Au sud, au lieu de Souillac et de Baie du Cap, j’ai Montrouge, le square du Serment de Koufra, Saint-Jacques le Majeur, et l’Hospice, place des États-Unis.
À l’est, en place de Mahébourg, j’ai la porte de Montreuil, rue de Paris, rue Fiorentino, La Noue, et square Lénine. Au nord-est, en place de Belle Mare, j’ai la porte de Pantin, le canal, le métro Raymond Queneau, et côté sud-ouest au Morne, j’ai Montempoivre, Saint-Mandé Demi-Lune, le bois de Vincennes.
La ville est mon île maintenant, que ne borde pas la mer, mais les autoroutes qui ronflent et grognent avec le bruit des vagues sur les récifs, les falaises blanches des immeubles de douze étages, aux mille fenêtres, les terrains vagues et les talus du chemin de fer, les ponts noircis par la suie, les forêts hérissées où s’accrochent les sacs en plastique.
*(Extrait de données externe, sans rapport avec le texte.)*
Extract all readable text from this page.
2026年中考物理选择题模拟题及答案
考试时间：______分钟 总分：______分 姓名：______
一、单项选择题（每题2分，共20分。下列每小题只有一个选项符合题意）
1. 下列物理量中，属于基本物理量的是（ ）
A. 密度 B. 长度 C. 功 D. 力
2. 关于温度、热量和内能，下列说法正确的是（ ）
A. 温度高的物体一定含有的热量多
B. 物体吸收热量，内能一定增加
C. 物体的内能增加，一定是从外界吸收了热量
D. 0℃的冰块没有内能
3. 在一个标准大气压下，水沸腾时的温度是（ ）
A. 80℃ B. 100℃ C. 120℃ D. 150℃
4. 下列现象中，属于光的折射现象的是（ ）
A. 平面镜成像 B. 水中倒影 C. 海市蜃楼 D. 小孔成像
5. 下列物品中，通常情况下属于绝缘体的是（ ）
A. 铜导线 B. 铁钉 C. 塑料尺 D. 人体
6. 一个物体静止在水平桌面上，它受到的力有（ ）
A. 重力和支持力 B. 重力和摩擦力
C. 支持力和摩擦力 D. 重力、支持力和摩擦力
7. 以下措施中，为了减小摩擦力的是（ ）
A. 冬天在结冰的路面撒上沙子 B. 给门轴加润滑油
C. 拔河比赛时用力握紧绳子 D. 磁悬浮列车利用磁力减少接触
Pour voyager, pas besoin de faire la main la moque. J’attends devant les abribus, un peu de casse, un ticket-métro, n’importe quoi. Mon visage sans paupières et sans nez travaille pour moi, dans les yeux des passants je vois la pitié ou la peur, quelquefois la haine. L’île de Paris est très grande, je ne peux pas la connaître toute, seulement des petits endroits, des places, des carrefours. Chaque jour je change de lieu, pour manger, pour m’asseoir, pour faire mes besoins. Si on me cherche, il faut croire à la destinée.
La destinée ça existe bien, puisque je vois tous les jours le nommé Béchir, l’Algérien de Saint-Germain-en-Laye, dont le père est harki. Il m’appelle son frère, son ti frère, même si je suis plus vieux que lui, parce qu’il croit que je n’ai pas ma tête à cause de la maladie, alors nous marchons ensemble, peut-être c’est mieux pour éviter les hooligans qui rôdent pour battre les clodos au cimetière de l’Ouest. Béchir dit : « Ti frère, qui côté pou allé ? » Il est capable de causer créole. Nous n’avons pas de valises. À Paris, les clodos ont beaucoup de bagages, des valises pleines de frusques et de mégots, et tout ce qu’ils transportent, mais moi et Béchir nous n’en avons pas besoin. Juste le sac Kestrel de Vicky, et l’Algérien un sac à dos d’écolier, noir et un peu sale, c’est pourquoi nous ne ressemblons pas à des clochards. Pas des clodos, pas des mendigots, simplement des voyageurs de train, des voyageurs sans bagages.